At the end of the song, everyone returns to their cars, life returns to normal and indeed nothing has changed – the couple who we know (because we’ve seen the trailers, the publicity, the TV interviews) are going to be the stars of this show have an annoyed altercation with each other: no one has come out of the fantastic moment any less isolated than they went in, but the alternative mode of existence possible in this narrative has been very clearly established.
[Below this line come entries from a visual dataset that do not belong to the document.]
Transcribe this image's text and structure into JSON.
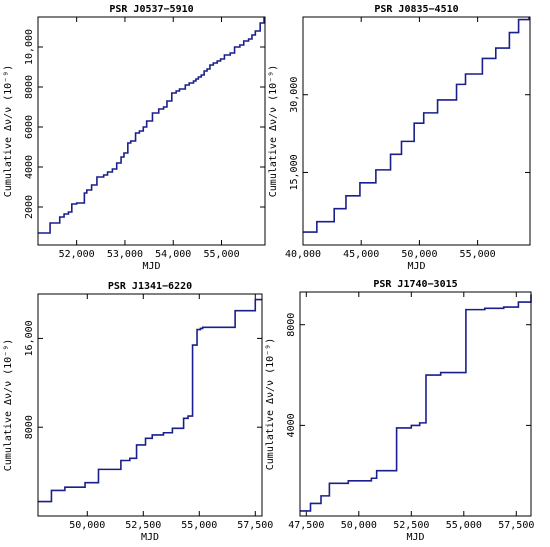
{
  "figure": {
    "line_color": "#1a1f8c"
  },
  "chart_data": [
    {
      "type": "line",
      "step": true,
      "title": "PSR J0537−5910",
      "xlabel": "MJD",
      "ylabel": "Cumulative Δν/ν (10⁻⁹)",
      "xlim": [
        51200,
        55900
      ],
      "ylim": [
        100,
        11500
      ],
      "xticks": [
        52000,
        53000,
        54000,
        55000
      ],
      "xtick_labels": [
        "52,000",
        "53,000",
        "54,000",
        "55,000"
      ],
      "yticks": [
        2000,
        4000,
        6000,
        8000,
        10000
      ],
      "ytick_labels": [
        "2000",
        "4000",
        "6000",
        "8000",
        "10,000"
      ],
      "x": [
        51290,
        51450,
        51650,
        51740,
        51830,
        51900,
        52000,
        52160,
        52210,
        52310,
        52420,
        52560,
        52640,
        52740,
        52830,
        52920,
        52980,
        53060,
        53120,
        53220,
        53300,
        53380,
        53450,
        53570,
        53700,
        53800,
        53870,
        53970,
        54060,
        54130,
        54250,
        54330,
        54420,
        54470,
        54520,
        54580,
        54640,
        54700,
        54760,
        54830,
        54910,
        54980,
        55060,
        55180,
        55270,
        55380,
        55460,
        55560,
        55630,
        55700,
        55800,
        55880
      ],
      "y": [
        700,
        1200,
        1500,
        1650,
        1750,
        2150,
        2200,
        2700,
        2850,
        3100,
        3500,
        3600,
        3750,
        3900,
        4200,
        4500,
        4700,
        5200,
        5300,
        5700,
        5800,
        6000,
        6300,
        6700,
        6900,
        7000,
        7300,
        7700,
        7800,
        7900,
        8100,
        8200,
        8300,
        8400,
        8500,
        8600,
        8800,
        8900,
        9100,
        9200,
        9300,
        9400,
        9600,
        9700,
        10000,
        10100,
        10300,
        10400,
        10600,
        10800,
        11200,
        11500
      ]
    },
    {
      "type": "line",
      "step": true,
      "title": "PSR J0835−4510",
      "xlabel": "MJD",
      "ylabel": "Cumulative Δν/ν (10⁻⁹)",
      "xlim": [
        40000,
        59500
      ],
      "ylim": [
        1000,
        45000
      ],
      "xticks": [
        40000,
        45000,
        50000,
        55000
      ],
      "xtick_labels": [
        "40,000",
        "45,000",
        "50,000",
        "55,000"
      ],
      "yticks": [
        15000,
        30000
      ],
      "ytick_labels": [
        "15,000",
        "30,000"
      ],
      "x": [
        40290,
        41190,
        42680,
        43690,
        44890,
        46260,
        47520,
        48460,
        49550,
        50370,
        51560,
        53190,
        53960,
        55410,
        56560,
        57730,
        58520,
        59420
      ],
      "y": [
        3500,
        5500,
        8000,
        10500,
        13000,
        15500,
        18500,
        21000,
        24500,
        26500,
        29000,
        32000,
        34000,
        37000,
        39000,
        42000,
        44500,
        45000
      ]
    },
    {
      "type": "line",
      "step": true,
      "title": "PSR J1341−6220",
      "xlabel": "MJD",
      "ylabel": "Cumulative Δν/ν (10⁻⁹)",
      "xlim": [
        47800,
        57800
      ],
      "ylim": [
        0,
        20000
      ],
      "xticks": [
        50000,
        52500,
        55000,
        57500
      ],
      "xtick_labels": [
        "50,000",
        "52,500",
        "55,000",
        "57,500"
      ],
      "yticks": [
        8000,
        16000
      ],
      "ytick_labels": [
        "8000",
        "16,000"
      ],
      "x": [
        47900,
        48400,
        49000,
        49900,
        50500,
        51500,
        51900,
        52200,
        52600,
        52900,
        53400,
        53800,
        54300,
        54500,
        54700,
        54900,
        55050,
        55150,
        56600,
        57500,
        57800
      ],
      "y": [
        1300,
        2300,
        2600,
        3000,
        4200,
        5000,
        5200,
        6400,
        7000,
        7300,
        7500,
        7900,
        8800,
        9000,
        15400,
        16800,
        16900,
        17000,
        18500,
        19500,
        19500
      ]
    },
    {
      "type": "line",
      "step": true,
      "title": "PSR J1740−3015",
      "xlabel": "MJD",
      "ylabel": "Cumulative Δν/ν (10⁻⁹)",
      "xlim": [
        47200,
        58200
      ],
      "ylim": [
        400,
        9300
      ],
      "xticks": [
        47500,
        50000,
        52500,
        55000,
        57500
      ],
      "xtick_labels": [
        "47,500",
        "50,000",
        "52,500",
        "55,000",
        "57,500"
      ],
      "yticks": [
        4000,
        8000
      ],
      "ytick_labels": [
        "4000",
        "8000"
      ],
      "x": [
        47300,
        47700,
        48200,
        48600,
        49500,
        50600,
        50850,
        51800,
        52500,
        52900,
        53200,
        53900,
        55100,
        56000,
        56900,
        57600,
        58200
      ],
      "y": [
        600,
        900,
        1200,
        1700,
        1800,
        1900,
        2200,
        3900,
        4000,
        4100,
        6000,
        6100,
        8600,
        8650,
        8700,
        8900,
        9200
      ]
    }
  ]
}
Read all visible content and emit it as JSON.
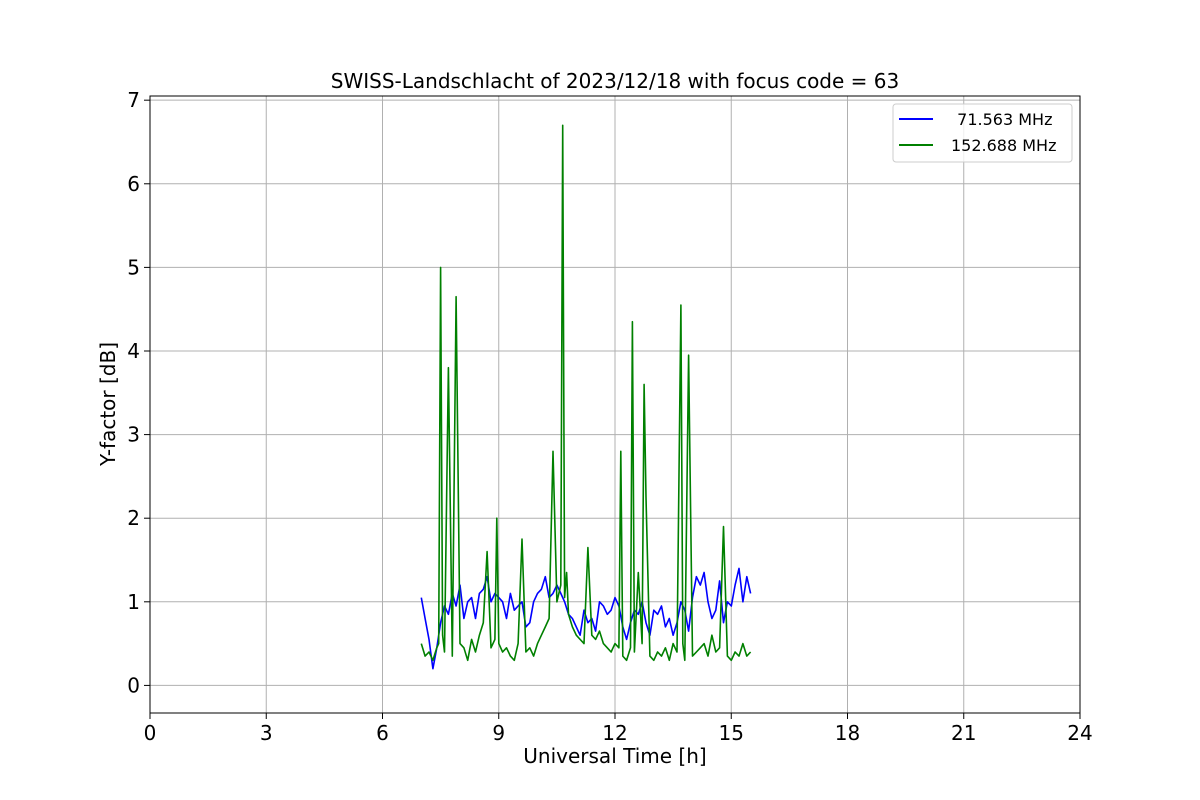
{
  "chart_data": {
    "type": "line",
    "title": "SWISS-Landschlacht of 2023/12/18 with focus code = 63",
    "xlabel": "Universal Time [h]",
    "ylabel": "Y-factor [dB]",
    "xlim": [
      0,
      24
    ],
    "ylim": [
      -0.33,
      7.05
    ],
    "xticks": [
      0,
      3,
      6,
      9,
      12,
      15,
      18,
      21,
      24
    ],
    "yticks": [
      0,
      1,
      2,
      3,
      4,
      5,
      6,
      7
    ],
    "grid": true,
    "legend_position": "top-right",
    "series": [
      {
        "name": "  71.563 MHz",
        "color": "#0000ff",
        "x": [
          7.0,
          7.1,
          7.2,
          7.3,
          7.4,
          7.5,
          7.6,
          7.7,
          7.8,
          7.9,
          8.0,
          8.1,
          8.2,
          8.3,
          8.4,
          8.5,
          8.6,
          8.7,
          8.8,
          8.9,
          9.0,
          9.1,
          9.2,
          9.3,
          9.4,
          9.5,
          9.6,
          9.7,
          9.8,
          9.9,
          10.0,
          10.1,
          10.2,
          10.3,
          10.4,
          10.5,
          10.6,
          10.7,
          10.8,
          10.9,
          11.0,
          11.1,
          11.2,
          11.3,
          11.4,
          11.5,
          11.6,
          11.7,
          11.8,
          11.9,
          12.0,
          12.1,
          12.2,
          12.3,
          12.4,
          12.5,
          12.6,
          12.7,
          12.8,
          12.9,
          13.0,
          13.1,
          13.2,
          13.3,
          13.4,
          13.5,
          13.6,
          13.7,
          13.8,
          13.9,
          14.0,
          14.1,
          14.2,
          14.3,
          14.4,
          14.5,
          14.6,
          14.7,
          14.8,
          14.9,
          15.0,
          15.1,
          15.2,
          15.3,
          15.4,
          15.5
        ],
        "y": [
          1.05,
          0.8,
          0.55,
          0.2,
          0.45,
          0.75,
          0.95,
          0.85,
          1.1,
          0.95,
          1.2,
          0.8,
          1.0,
          1.05,
          0.8,
          1.1,
          1.15,
          1.3,
          1.0,
          1.1,
          1.05,
          1.0,
          0.8,
          1.1,
          0.9,
          0.95,
          1.0,
          0.7,
          0.75,
          1.0,
          1.1,
          1.15,
          1.3,
          1.05,
          1.1,
          1.2,
          1.1,
          1.0,
          0.85,
          0.8,
          0.7,
          0.6,
          0.9,
          0.75,
          0.8,
          0.65,
          1.0,
          0.95,
          0.85,
          0.9,
          1.05,
          0.95,
          0.7,
          0.55,
          0.75,
          0.9,
          0.85,
          1.0,
          0.75,
          0.6,
          0.9,
          0.85,
          0.95,
          0.7,
          0.8,
          0.6,
          0.75,
          1.0,
          0.9,
          0.65,
          1.05,
          1.3,
          1.2,
          1.35,
          1.0,
          0.8,
          0.9,
          1.25,
          0.75,
          1.0,
          0.95,
          1.2,
          1.4,
          1.0,
          1.3,
          1.1
        ]
      },
      {
        "name": "152.688 MHz",
        "color": "#008000",
        "x": [
          7.0,
          7.1,
          7.2,
          7.3,
          7.4,
          7.45,
          7.5,
          7.55,
          7.6,
          7.7,
          7.8,
          7.9,
          8.0,
          8.1,
          8.2,
          8.3,
          8.4,
          8.5,
          8.6,
          8.7,
          8.8,
          8.9,
          8.95,
          9.0,
          9.1,
          9.2,
          9.3,
          9.4,
          9.5,
          9.6,
          9.7,
          9.8,
          9.9,
          10.0,
          10.1,
          10.2,
          10.3,
          10.4,
          10.5,
          10.6,
          10.65,
          10.7,
          10.75,
          10.8,
          10.9,
          11.0,
          11.1,
          11.2,
          11.3,
          11.4,
          11.5,
          11.6,
          11.7,
          11.8,
          11.9,
          12.0,
          12.1,
          12.15,
          12.2,
          12.3,
          12.4,
          12.45,
          12.5,
          12.6,
          12.7,
          12.75,
          12.8,
          12.9,
          13.0,
          13.1,
          13.2,
          13.3,
          13.4,
          13.5,
          13.6,
          13.7,
          13.75,
          13.8,
          13.9,
          14.0,
          14.1,
          14.2,
          14.3,
          14.4,
          14.5,
          14.6,
          14.7,
          14.8,
          14.9,
          15.0,
          15.1,
          15.2,
          15.3,
          15.4,
          15.5
        ],
        "y": [
          0.5,
          0.35,
          0.4,
          0.3,
          0.45,
          0.5,
          5.0,
          0.6,
          0.4,
          3.8,
          0.35,
          4.65,
          0.5,
          0.45,
          0.3,
          0.55,
          0.4,
          0.6,
          0.75,
          1.6,
          0.45,
          0.55,
          2.0,
          0.5,
          0.4,
          0.45,
          0.35,
          0.3,
          0.5,
          1.75,
          0.4,
          0.45,
          0.35,
          0.5,
          0.6,
          0.7,
          0.8,
          2.8,
          1.0,
          1.2,
          6.7,
          1.05,
          1.35,
          0.85,
          0.7,
          0.6,
          0.55,
          0.5,
          1.65,
          0.6,
          0.55,
          0.65,
          0.5,
          0.45,
          0.4,
          0.5,
          0.45,
          2.8,
          0.35,
          0.3,
          0.45,
          4.35,
          0.4,
          1.35,
          0.5,
          3.6,
          2.25,
          0.35,
          0.3,
          0.4,
          0.35,
          0.45,
          0.3,
          0.5,
          0.4,
          4.55,
          0.5,
          0.3,
          3.95,
          0.35,
          0.4,
          0.45,
          0.5,
          0.35,
          0.6,
          0.4,
          0.45,
          1.9,
          0.35,
          0.3,
          0.4,
          0.35,
          0.5,
          0.35,
          0.4
        ]
      }
    ]
  }
}
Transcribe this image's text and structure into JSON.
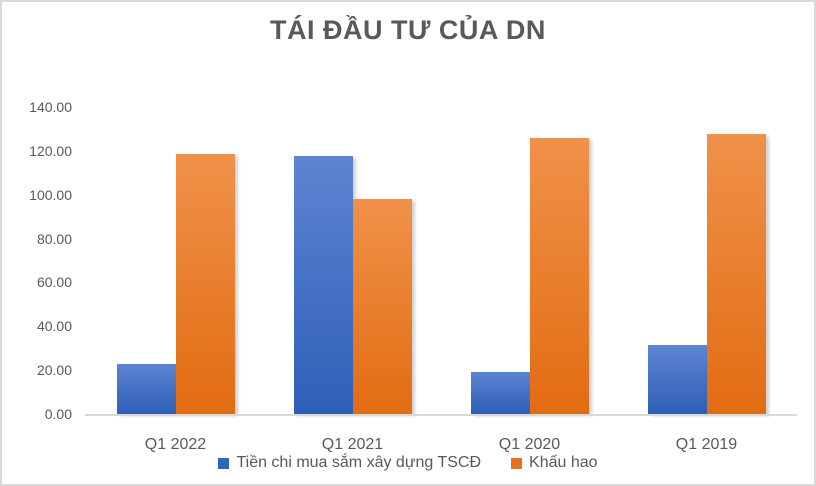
{
  "chart": {
    "title": "TÁI ĐẦU TƯ CỦA DN"
  },
  "chart_data": {
    "type": "bar",
    "title": "TÁI ĐẦU TƯ CỦA DN",
    "categories": [
      "Q1 2022",
      "Q1 2021",
      "Q1 2020",
      "Q1 2019"
    ],
    "series": [
      {
        "name": "Tiền chi mua sắm xây dựng TSCĐ",
        "values": [
          23,
          117.5,
          19,
          31.5
        ],
        "color": "#3465BC",
        "gradient_top": "#5d84d2",
        "gradient_bottom": "#2e5fb7"
      },
      {
        "name": "Khấu hao",
        "values": [
          118.5,
          98,
          126,
          127.5
        ],
        "color": "#E8721C",
        "gradient_top": "#f0914a",
        "gradient_bottom": "#e26c12"
      }
    ],
    "xlabel": "",
    "ylabel": "",
    "ylim": [
      0,
      140
    ],
    "ytick_step": 20,
    "ytick_labels": [
      "0.00",
      "20.00",
      "40.00",
      "60.00",
      "80.00",
      "100.00",
      "120.00",
      "140.00"
    ],
    "grid": false,
    "legend_position": "bottom"
  },
  "colors": {
    "title_text": "#595959",
    "axis_text": "#595959",
    "baseline": "#d9d9d9",
    "background": "#ffffff",
    "border": "#d9d9d9"
  }
}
To some extent, the rest of the film proceeds by exploring the balancing act between the Utopian and the real, with the real increasingly winning through toward the end of the film: the lovers want Utopia, but it cannot be sustained and in the end they part – we see the moment before the decision is made and then cut several years to the end of the film, the point where Mia is now a star and Sebastian has his jazz club, but they have not seen each other in the intervening time. And here, the film closes the frame with a second fantastic sequence in which the entire film is replayed as a music and dance sequence in which the purely Utopian version of the story (very An American in Paris) is played out before our eyes from their first encounter to the happy ending where they are married and have a child; every real-life decision and event which conspired to pull them apart is reworked with the happier outcome to produce the ending the musical should have had. And we are seduced, because that is what we want from musicals – we want happy endings. I sat there in the cinema, and started crying in this sequence because I knew it wasn’t true, and that knowledge kind of broke my heart because I really wanted them to get the happy ending a musical should have given them. And although, as I have said, I liked rather than loved this film, I cannot help but respect what it did in taking the genre of the musical, understanding what a Hollywood film musical is to its very core, and then denying us the ultimate Utopian pleasure that we want from it, reminding us that life just isn’t like that. I shall go and have a little weep now.